Write as a pre-meditation (to quiet the mind prepare to go deeper)

Mix the 2.

  • You may start with a short meditation to get settled
  • Then take about 20 minutes or so to write down about what’s come up for you, or to reply a journaling prompt’
  • Then do an extended meditation based on what’s come up for you around your writing.
  • For instance, you may notice you’re being critical of yourself, and do a self-compassion meditation. Or you may notice quite a lot of fear arise, and do a RAIN practice.
10 Mindfulness Journal Prompts to Boost Self-Awareness

8 mindful journaling prompts for self-compassion, clarity and to quiet the mind

  • What do I not need to be feeling immediately?
  • What am I attempting to get right? What am I convincing myself I want so as to be whole, acceptable, good? Whose voice is telling me that I’m not enough as I’m?
  • Do I think I should be loved just as I’m? Why or why not?
  • When faced with the fact that I’ll die, what seems vital?
  • Am I making space for pleasure in my life? Do I think I deserve pleasure? Why or why not? What brings me true pleasure?
  • What if I were enough, just as I’m? How wouldn’t it feel in my body if I didn’t need to prove anything or remove anything to be worthy?
  • Give your inner critic the mic. Allow them to blab on and on about all of the ways you fall short… until they run out of steam.
  • What’s something you’d do should you didn’t care what anyone considered you?

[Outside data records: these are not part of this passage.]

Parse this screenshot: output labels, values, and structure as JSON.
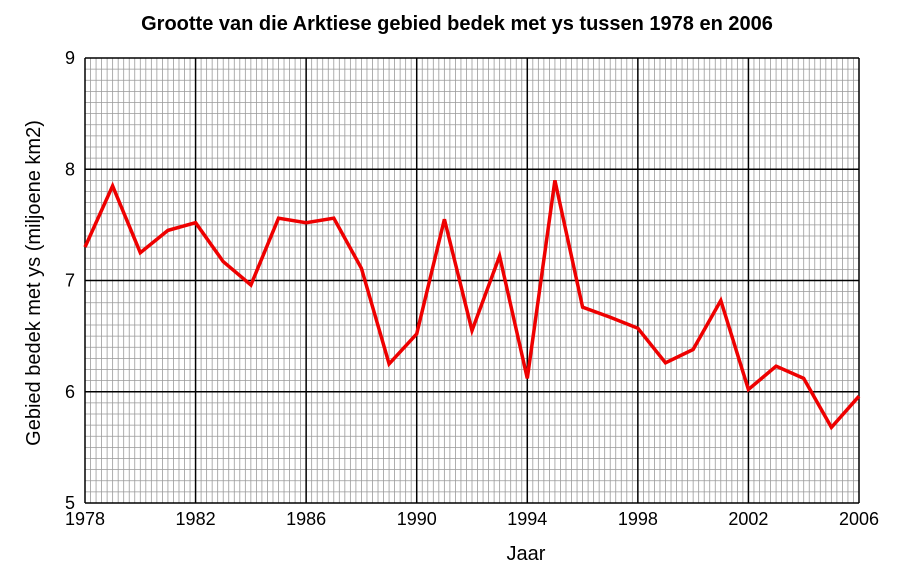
{
  "chart_data": {
    "type": "line",
    "title": "Grootte van die Arktiese gebied bedek met ys tussen 1978 en 2006",
    "xlabel": "Jaar",
    "ylabel": "Gebied bedek met ys (miljoene km2)",
    "xlim": [
      1978,
      2006
    ],
    "ylim": [
      5,
      9
    ],
    "x_ticks": [
      1978,
      1982,
      1986,
      1990,
      1994,
      1998,
      2002,
      2006
    ],
    "y_ticks": [
      5,
      6,
      7,
      8,
      9
    ],
    "grid": true,
    "line_color": "#ee0000",
    "x": [
      1978,
      1979,
      1980,
      1981,
      1982,
      1983,
      1984,
      1985,
      1986,
      1987,
      1988,
      1989,
      1990,
      1991,
      1992,
      1993,
      1994,
      1995,
      1996,
      1997,
      1998,
      1999,
      2000,
      2001,
      2002,
      2003,
      2004,
      2005,
      2006
    ],
    "y": [
      7.3,
      7.85,
      7.25,
      7.45,
      7.52,
      7.17,
      6.96,
      7.56,
      7.52,
      7.56,
      7.11,
      6.25,
      6.52,
      7.55,
      6.55,
      7.22,
      6.12,
      7.9,
      6.76,
      6.67,
      6.57,
      6.26,
      6.38,
      6.82,
      6.02,
      6.23,
      6.12,
      5.68,
      5.96
    ]
  }
}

Bonus Practice Idea: The Morning Pages

In her seminal book The Artist’s Way, Julia Margaret Cameron stresses the importance of the Morning Pages for mental clarity and to advertise creativity. Many individuals, including Tim Ferris, swear by this practice. do it?

  • Get up.
  • Roll over (no checking your phone).
  • Write stream of consciousness for 3 full pages. Let all of it come out – your dreams, your stresses, your petty disagreements.
  • Don’t read these pages over whenever you’re finished. Burn them if needed.
  • Repeat for 30 days.
  • Prepare to have your life modified perpetually.